Direktur Jenderal Perhubungan Udara Kementerian Perhubungan, Lukman F. Laisa, mengonfirmasi jumlah tersebut berdasarkan data pemantauan per Minggu, 6 September 2026, pukul 22.00 WIB. “Terdapat 33 penerbangan di Bandar Udara Internasional Soekarno-Hatta yang terdampak,” ujarnya dalam keterangan tertulis.

Dampak tersebut merinci menjadi 16 pembatalan pada penerbangan internasional, tujuh penundaan, dan lima penjadwalan ulang. Rute-rute internasional yang terkena imbas meliputi penerbangan yang menuju dan berasal dari Singapura (SIN), Hong Kong (HKG), Sydney (SYD), Seoul/Incheon (ICN), Doha (DOH), Amsterdam (AMS), dan Kuala Lumpur (KUL).

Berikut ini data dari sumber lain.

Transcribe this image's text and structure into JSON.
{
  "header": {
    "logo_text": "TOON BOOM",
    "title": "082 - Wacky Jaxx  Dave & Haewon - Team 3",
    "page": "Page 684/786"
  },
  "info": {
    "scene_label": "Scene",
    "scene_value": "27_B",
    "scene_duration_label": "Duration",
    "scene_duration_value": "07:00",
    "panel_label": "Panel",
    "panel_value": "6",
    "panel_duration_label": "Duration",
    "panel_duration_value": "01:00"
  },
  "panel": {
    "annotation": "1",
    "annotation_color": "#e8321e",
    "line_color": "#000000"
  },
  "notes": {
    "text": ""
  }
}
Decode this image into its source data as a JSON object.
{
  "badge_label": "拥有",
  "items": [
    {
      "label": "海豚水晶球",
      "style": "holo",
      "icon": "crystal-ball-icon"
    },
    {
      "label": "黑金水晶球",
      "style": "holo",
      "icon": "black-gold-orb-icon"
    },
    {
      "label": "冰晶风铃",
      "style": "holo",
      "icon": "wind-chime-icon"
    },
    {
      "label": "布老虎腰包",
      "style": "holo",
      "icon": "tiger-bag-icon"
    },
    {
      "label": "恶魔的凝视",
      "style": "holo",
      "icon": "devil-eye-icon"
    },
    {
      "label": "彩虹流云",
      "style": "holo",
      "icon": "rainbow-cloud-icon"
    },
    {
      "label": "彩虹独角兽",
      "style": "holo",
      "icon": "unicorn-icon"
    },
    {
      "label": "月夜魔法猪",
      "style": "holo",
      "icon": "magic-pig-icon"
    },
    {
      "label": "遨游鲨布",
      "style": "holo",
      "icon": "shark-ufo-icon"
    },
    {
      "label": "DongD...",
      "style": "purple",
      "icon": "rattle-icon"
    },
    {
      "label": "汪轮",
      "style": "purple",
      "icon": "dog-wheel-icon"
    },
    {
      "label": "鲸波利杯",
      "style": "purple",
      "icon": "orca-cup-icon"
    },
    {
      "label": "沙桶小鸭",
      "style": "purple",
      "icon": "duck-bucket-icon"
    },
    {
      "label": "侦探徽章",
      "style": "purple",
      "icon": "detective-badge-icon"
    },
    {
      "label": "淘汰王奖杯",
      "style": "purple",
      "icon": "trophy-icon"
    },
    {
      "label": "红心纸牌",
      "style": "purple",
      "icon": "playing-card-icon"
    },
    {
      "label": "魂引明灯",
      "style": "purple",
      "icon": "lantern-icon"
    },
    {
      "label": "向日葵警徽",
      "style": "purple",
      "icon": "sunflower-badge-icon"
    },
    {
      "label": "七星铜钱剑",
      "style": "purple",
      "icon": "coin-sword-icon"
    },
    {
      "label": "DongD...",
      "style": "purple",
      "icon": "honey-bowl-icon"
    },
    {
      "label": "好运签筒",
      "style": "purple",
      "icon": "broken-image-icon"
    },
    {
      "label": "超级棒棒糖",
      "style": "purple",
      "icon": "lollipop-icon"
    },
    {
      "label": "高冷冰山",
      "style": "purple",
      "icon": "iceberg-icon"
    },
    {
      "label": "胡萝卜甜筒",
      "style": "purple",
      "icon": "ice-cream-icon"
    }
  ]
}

Untuk penerbangan domestik, tercatat ada empat pembatalan dan satu penerbangan yang dialihkan. Rute domestik yang terdampak mencakup penerbangan dari dan ke Lampung (TKG), serta penerbangan menuju Denpasar (DPS) dan Surabaya (SUB).

Lukman menekankan bahwa aspek keselamatan menjadi prioritas utama dalam setiap keputusan operasional yang diambil oleh Direktorat Jenderal Perhubungan Udara. Penyesuaian jadwal penerbangan oleh maskapai merupakan salah satu bentuk penerapan prioritas tersebut.

Lebih lanjut, Lukman menjelaskan bahwa pihaknya memberikan perhatian khusus pada upaya pemulihan jadwal penerbangan pada hari berikutnya, 7 September 2026. Hal ini dilakukan mengingat potensi dampak berantai atau *cascading impact* yang dapat memengaruhi rotasi pesawat, ketersediaan armada, jadwal penerbangan selanjutnya, hingga kapasitas terminal bandara.